The efforts to prevent certain “endangered species” from extinction are well known. One has only to recall the 1973 “snail darter controversy,” in which construction of a Tennessee dam was halted because of the threat to the habitat of a tiny mud fish. Since then such incidents have multiplied with an impact on agriculture, fishing and other industries, and recently on the use of river water in California to combat forest fires. For that matter, the proliferation of fires is itself the result of restrictions on forest management, supposedly in the interests of preserving botanical habitats.
Of course, the most “endangered species” is the human race, whose young are liable to be deprived of life while still in the womb — or even newly emerged from the womb. Human young, in the United States, enjoy less protection than the pre-hatched young of the bald eagle. But that’s another story.
The purpose of this essay is to point out the logical fallacy of protecting “endangered species.” We’re not opposed to such efforts. We only wish to expose the irony in the philosophical position of people who push for the protection of all species, whatever the cost to human industry and property rights.
It’s highly likely that proponents of protecting all species believe in the theory of unguided evolution — that life has arisen, and life forms have evolved and changed, without the intervention of a directing Intelligence, namely, God. In popular culture today there’s no room for the activity of a non-natural force in the emergence and development of life in its various forms. I surmise it would be rare to find anyone concerned about “endangered species” who’s not a believer in unguided evolution.
And this is where the logical fallacy we’re pointing out begins to appear.

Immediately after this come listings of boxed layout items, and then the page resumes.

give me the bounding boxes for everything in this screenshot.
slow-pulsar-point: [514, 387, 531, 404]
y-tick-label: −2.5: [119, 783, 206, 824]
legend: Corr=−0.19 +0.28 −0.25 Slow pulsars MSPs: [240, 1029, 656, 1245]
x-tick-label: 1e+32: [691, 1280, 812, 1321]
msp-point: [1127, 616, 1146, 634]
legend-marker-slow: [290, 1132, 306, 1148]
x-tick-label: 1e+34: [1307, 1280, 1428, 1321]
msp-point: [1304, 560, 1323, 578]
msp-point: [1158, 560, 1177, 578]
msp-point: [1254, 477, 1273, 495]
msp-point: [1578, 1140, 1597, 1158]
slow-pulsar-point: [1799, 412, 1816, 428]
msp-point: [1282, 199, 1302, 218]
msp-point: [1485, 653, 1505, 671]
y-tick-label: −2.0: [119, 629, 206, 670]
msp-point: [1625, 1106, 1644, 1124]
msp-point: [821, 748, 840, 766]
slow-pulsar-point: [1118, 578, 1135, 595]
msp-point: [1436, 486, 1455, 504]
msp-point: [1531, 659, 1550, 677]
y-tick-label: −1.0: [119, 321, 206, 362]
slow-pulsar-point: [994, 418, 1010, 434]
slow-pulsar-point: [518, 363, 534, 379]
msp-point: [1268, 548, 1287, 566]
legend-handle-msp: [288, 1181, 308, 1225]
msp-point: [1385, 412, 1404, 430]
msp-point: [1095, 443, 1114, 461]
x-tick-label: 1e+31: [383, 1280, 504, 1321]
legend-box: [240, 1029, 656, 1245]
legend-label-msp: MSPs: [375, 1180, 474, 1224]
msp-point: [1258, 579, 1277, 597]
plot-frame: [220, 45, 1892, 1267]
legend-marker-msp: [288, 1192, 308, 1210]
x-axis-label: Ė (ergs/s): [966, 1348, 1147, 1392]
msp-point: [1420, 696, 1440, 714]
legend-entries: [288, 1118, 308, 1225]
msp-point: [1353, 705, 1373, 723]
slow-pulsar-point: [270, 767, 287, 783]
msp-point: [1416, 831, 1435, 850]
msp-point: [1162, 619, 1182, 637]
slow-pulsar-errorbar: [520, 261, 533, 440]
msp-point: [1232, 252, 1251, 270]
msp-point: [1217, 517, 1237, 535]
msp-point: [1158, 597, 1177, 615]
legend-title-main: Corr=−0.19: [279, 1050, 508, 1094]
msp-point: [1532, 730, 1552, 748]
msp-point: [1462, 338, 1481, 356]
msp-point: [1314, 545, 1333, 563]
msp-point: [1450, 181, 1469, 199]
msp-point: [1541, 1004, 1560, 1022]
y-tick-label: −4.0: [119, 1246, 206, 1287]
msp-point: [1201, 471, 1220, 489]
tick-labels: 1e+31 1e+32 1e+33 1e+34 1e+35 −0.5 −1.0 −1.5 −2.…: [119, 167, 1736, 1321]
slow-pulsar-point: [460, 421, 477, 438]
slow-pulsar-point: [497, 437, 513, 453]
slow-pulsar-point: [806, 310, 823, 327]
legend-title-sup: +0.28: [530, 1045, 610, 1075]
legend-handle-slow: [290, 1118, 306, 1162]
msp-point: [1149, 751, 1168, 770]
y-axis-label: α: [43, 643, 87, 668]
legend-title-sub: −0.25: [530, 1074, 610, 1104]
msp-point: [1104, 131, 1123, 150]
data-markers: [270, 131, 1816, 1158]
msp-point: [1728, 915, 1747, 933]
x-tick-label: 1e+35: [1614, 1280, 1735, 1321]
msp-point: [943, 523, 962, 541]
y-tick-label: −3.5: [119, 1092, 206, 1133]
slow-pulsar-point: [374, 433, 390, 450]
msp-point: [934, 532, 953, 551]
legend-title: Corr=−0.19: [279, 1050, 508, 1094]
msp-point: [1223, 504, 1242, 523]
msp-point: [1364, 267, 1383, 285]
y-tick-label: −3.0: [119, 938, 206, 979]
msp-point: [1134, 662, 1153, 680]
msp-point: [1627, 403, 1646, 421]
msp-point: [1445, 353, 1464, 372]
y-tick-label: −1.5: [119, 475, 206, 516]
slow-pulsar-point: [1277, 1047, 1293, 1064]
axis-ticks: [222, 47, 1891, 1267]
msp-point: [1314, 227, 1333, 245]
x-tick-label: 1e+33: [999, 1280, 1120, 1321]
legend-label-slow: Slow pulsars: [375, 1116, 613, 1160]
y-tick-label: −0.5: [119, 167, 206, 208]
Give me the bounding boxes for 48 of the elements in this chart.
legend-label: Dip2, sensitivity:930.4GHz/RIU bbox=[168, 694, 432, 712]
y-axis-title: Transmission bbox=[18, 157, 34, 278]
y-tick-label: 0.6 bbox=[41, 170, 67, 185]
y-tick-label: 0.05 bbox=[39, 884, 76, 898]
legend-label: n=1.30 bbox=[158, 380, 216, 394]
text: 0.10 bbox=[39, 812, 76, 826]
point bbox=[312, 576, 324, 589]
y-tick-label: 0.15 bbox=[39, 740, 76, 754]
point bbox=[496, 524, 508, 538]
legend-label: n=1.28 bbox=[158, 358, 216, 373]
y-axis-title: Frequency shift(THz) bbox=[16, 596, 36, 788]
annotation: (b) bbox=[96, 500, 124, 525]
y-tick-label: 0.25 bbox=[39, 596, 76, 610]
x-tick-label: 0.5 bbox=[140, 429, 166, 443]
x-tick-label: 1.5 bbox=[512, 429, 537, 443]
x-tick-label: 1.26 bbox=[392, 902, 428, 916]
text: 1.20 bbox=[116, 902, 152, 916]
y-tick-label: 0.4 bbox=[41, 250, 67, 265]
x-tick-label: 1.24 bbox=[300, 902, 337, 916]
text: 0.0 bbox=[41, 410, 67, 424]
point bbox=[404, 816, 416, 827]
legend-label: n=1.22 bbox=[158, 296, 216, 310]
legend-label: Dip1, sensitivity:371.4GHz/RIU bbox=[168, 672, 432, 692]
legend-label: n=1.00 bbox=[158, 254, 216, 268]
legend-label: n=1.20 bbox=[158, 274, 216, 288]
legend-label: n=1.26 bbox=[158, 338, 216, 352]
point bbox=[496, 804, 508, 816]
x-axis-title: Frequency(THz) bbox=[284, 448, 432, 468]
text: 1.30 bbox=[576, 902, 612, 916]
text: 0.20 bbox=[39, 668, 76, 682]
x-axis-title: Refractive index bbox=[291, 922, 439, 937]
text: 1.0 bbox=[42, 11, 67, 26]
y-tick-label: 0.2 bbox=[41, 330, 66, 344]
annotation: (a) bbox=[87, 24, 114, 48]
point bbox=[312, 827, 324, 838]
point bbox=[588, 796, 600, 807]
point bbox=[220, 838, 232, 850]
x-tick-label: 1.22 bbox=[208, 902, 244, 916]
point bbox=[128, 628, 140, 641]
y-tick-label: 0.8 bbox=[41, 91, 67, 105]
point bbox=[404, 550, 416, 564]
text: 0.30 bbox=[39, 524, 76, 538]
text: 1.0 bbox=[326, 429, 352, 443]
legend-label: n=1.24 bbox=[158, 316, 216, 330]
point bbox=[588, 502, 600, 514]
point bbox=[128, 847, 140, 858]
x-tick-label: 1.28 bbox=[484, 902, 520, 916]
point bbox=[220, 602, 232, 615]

One of the principles of evolutionary theory is that life forms less equipped to survive in their environment are superseded, and eventually wiped out, by more successful life forms. The crass formula “survival of the fittest” (which really means only “survival of the survivors”) is a generally accepted maxim of the evolutionary viewpoint. Species exist today because they’ve successfully adapted to a particular environment and haven’t been driven out by another, more successful, species which has passed on its genetic information to succeeding generations.
Humanity, according to the evolutionary point of view, is simply another form of biological life having no inherent superiority over other species. Indeed, to regard human life as somehow having more worth than that of, say, the snail darter is to merit the epithet of “speciesism,” an accusation equivalent to “racism.” Logically, then, for human beings to drive out another species less able to cope with its environment is a perfect example of the evolutionary principle in operation. Someone with an evolutionary worldview, if looking rationally at the issue, should have no problem with extinction of the snail darter, bald eagle, or any other species when the human species proves more powerful, more “successful” in coping with its environment. That’s how evolution is supposed to work.
So the outcry for “animal rights” to take precedence over “human rights” is a logical fallacy, because any species has the evolutionary “right” to supersede another, less viable, species. To regard human life as simply another example of a zoological species means that when human activity adversely affects another species this is simply evolution talking its natural course.
There’s a better approach to the protection of “endangered species,” and that’s to abandon the religious faith of unguided evolution. That is a “faith” without evidence in natural history, for it ignores the presence of sequential information in the genetic code of living creatures — information which could have originated only in the mind of an Information-Giver. In other words, an Intelligence has been at work in fashioning each species, and that’s what gives them their worth.
There’s only one species that cares about the welfare of other species. That is people who, according to the Book of Genesis, are charged with managing and protecting the rest of the biological ecology (Genesis 1:28; 2:15). No one ever met a wolf, or a shark, concerned with “people rights.” The sea otter that people rescued from the Exxon Valdez oil slick, when cleaned up at a cost of $80,000 and released into the ocean, was immediately attacked by a killer whale. But there’s something unique about people, a trait that goes beyond what can be explained by the unfolding of blind, impersonal processes. People care about other living creatures in a way that’s unique to them, and can’t be explained by unguided evolution. Protecting supposedly endangered species is an activity appropriate only for people who believe, with the writer of Genesis, that “God saw everything that he had made, and behold, it was very good” (Genesis 1:31).